Thanks for reading! I talk all things data and startups so please reach out. I’d love to hear from you.
And also transforming it, but moving data between tables nonetheless.
Use your imaginations that Zapier could easily build a comparable integration to Snowflake/Redshift/BigQuery if they wanted to.
Really, this is what you’re contending with?
During my time at Integromat (Make), I have seen so many great use cases of Data Activation. And believe it or not, the most common sources have always been database tools -- from the likes of Google sheets and Airtable to Redshift, BQ, and now Snowflake (Make supports them all). Also, FWIW, a lot of the testing and visibility features offered by rETL tools have long been offered by Make -- unfortunately they're not so obvious to early users.
I've always told people that Integromat is first a data tool and then an integration tool.

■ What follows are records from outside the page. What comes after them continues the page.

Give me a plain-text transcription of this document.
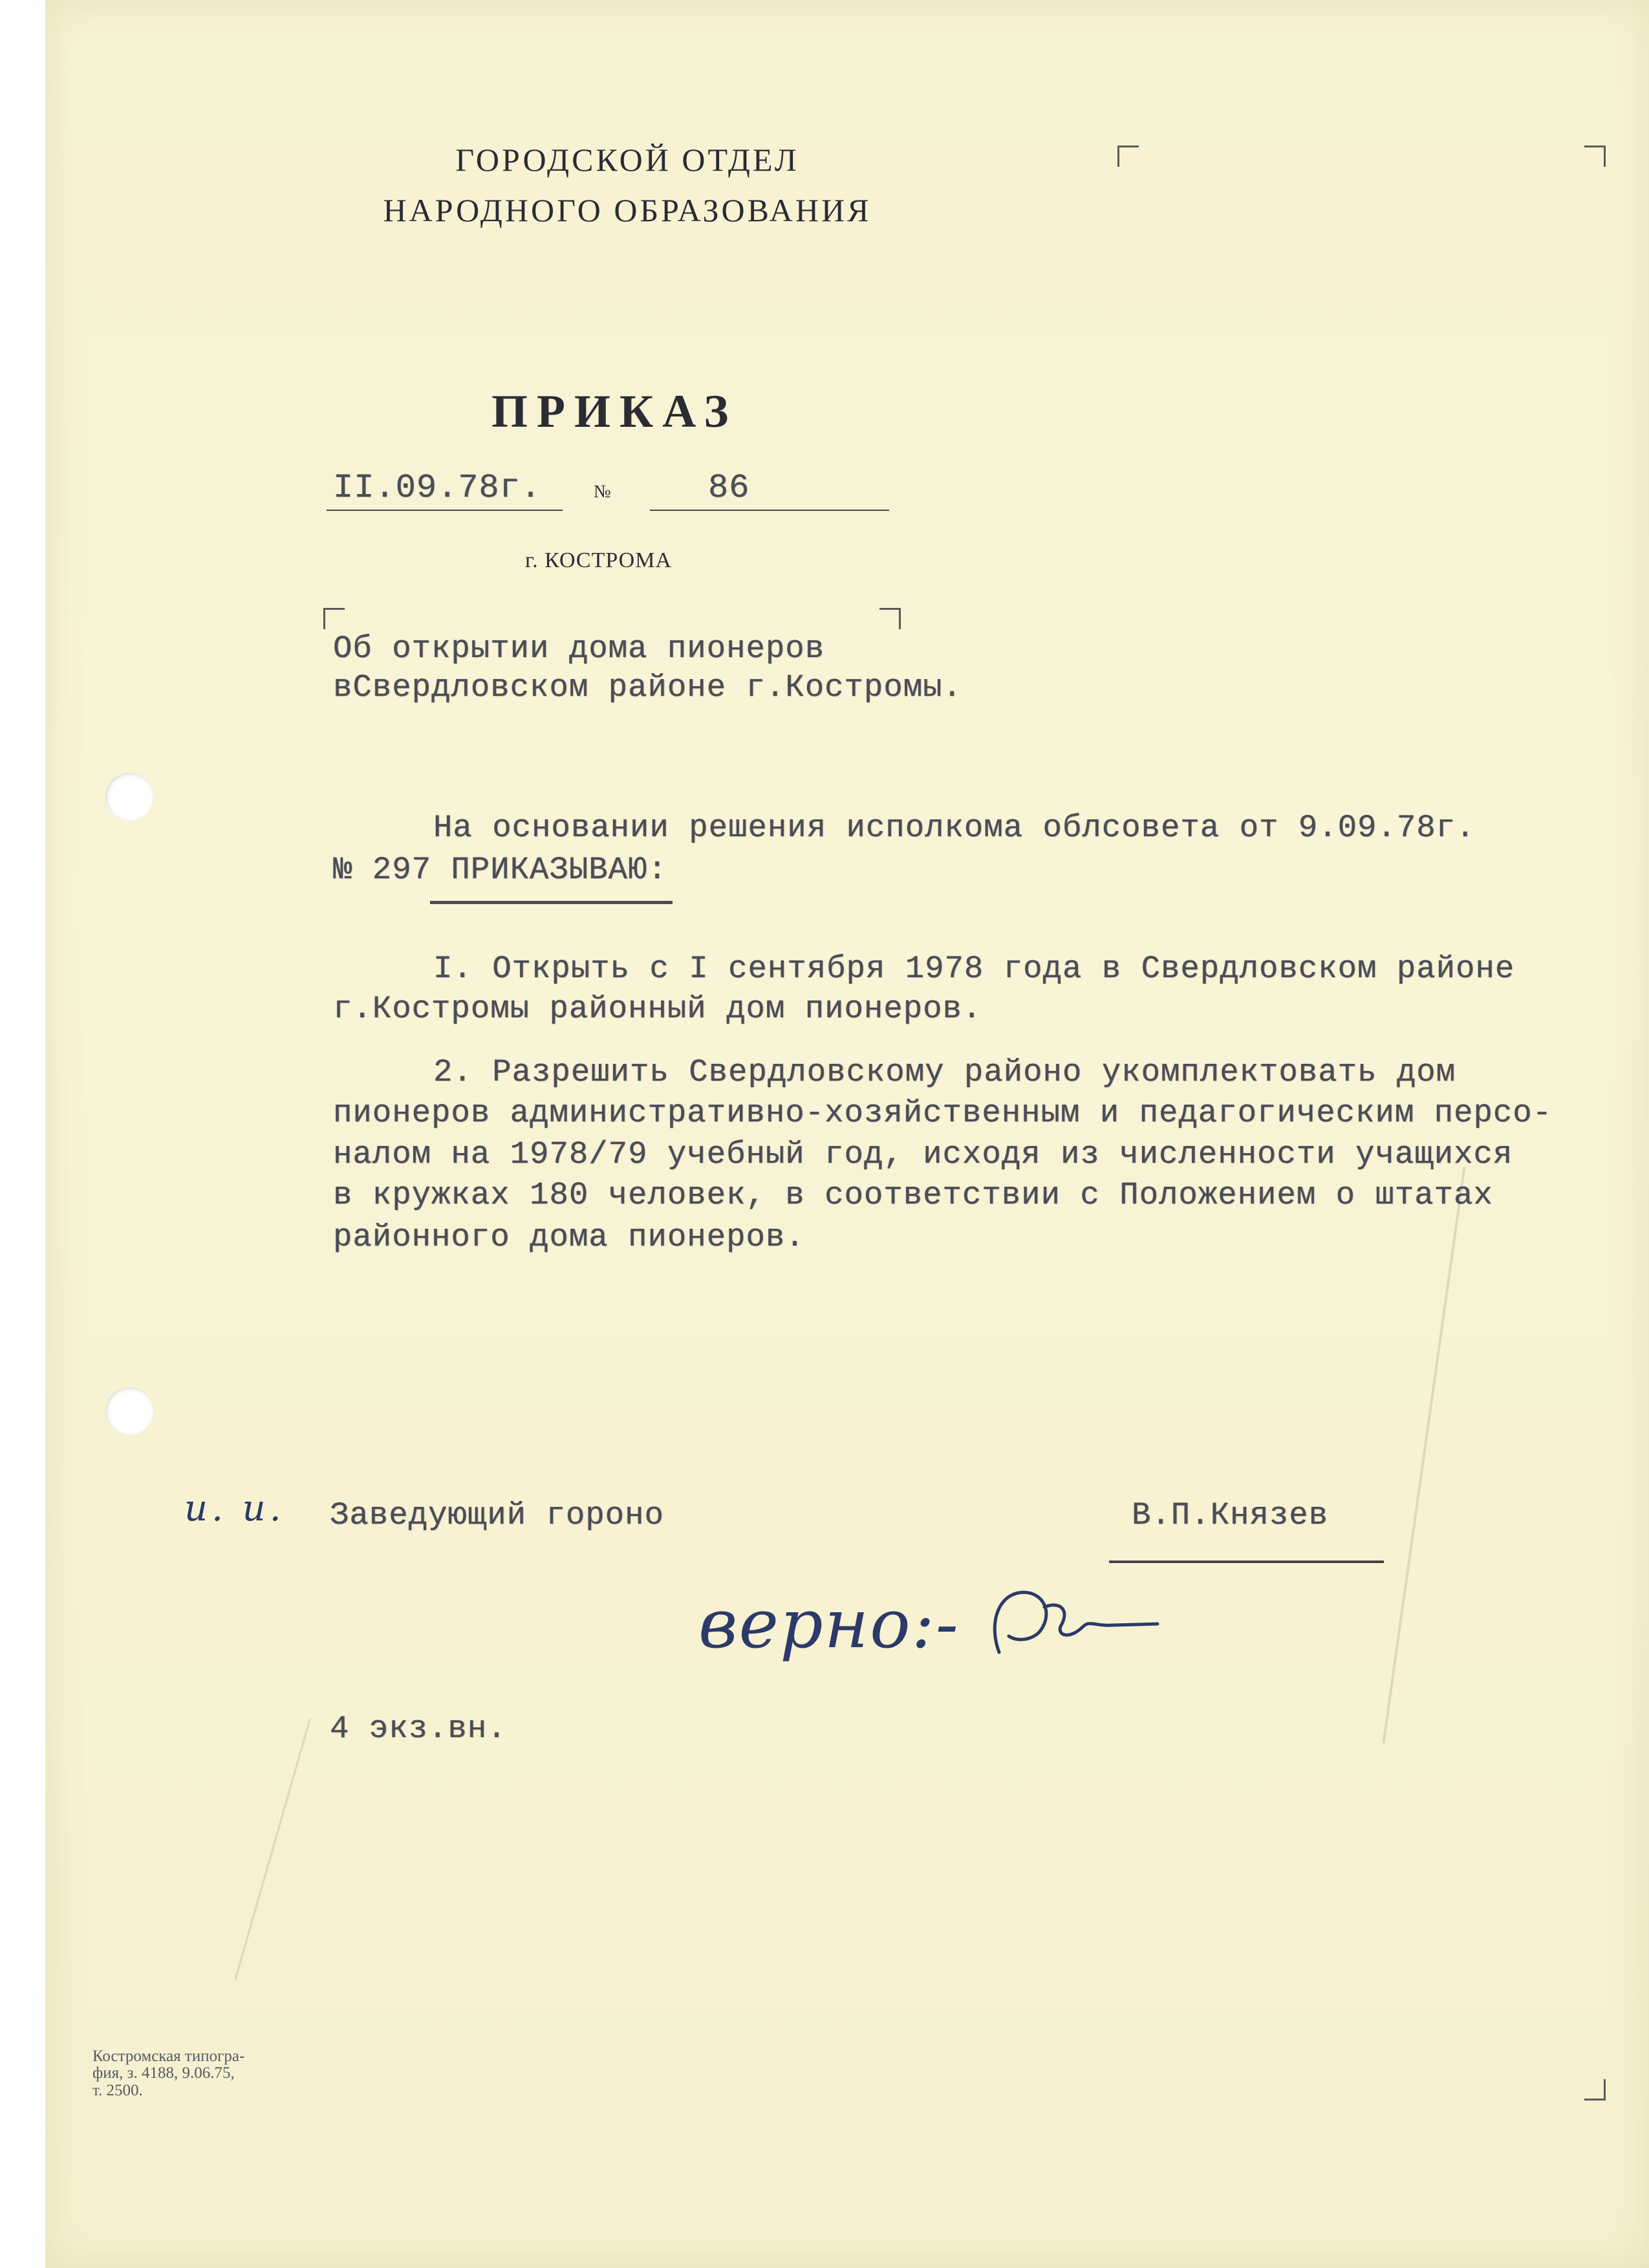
ГОРОДСКОЙ ОТДЕЛ
НАРОДНОГО ОБРАЗОВАНИЯ
ПРИКАЗ
II.09.78г.	№	86
г. КОСТРОМА
Об открытии дома пионеров
вСвердловском районе г.Костромы.
На основании решения исполкома облсовета от 9.09.78г.
№ 297 ПРИКАЗЫВАЮ:
I. Открыть с I сентября 1978 года в Свердловском районе
г.Костромы районный дом пионеров.
2. Разрешить Свердловскому районо укомплектовать дом
пионеров административно-хозяйственным и педагогическим персо-
налом на 1978/79 учебный год, исходя из численности учащихся
в кружках 180 человек, в соответствии с Положением о штатах
районного дома пионеров.
и. и. Заведующий гороно	В.П.Князев
верно:-
4 экз.вн.
Костромская типогра-
фия, з. 4188, 9.06.75,
т. 2500.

So yeah, I agree that a LOT of rETL use cases can be taken care of by tools like Make (and Zapier to an extent) -- they (Make etc.) have just missed the opportunity to cater to the needs of data teams.
Definitely interesting to highlight that what the current rETL tools do is very similar to what the IaaS tools have offered for a long time. I've recently used Workato to send data from the warehouse to SFDC and it's pretty great in that regard, full version control (including versioning in git), good user management, etc.
There's definitely a lot the rETL tools can learn from IaaS, and it's clear existing IaaS tools have missed a major marketing trick in jumping into this category as well.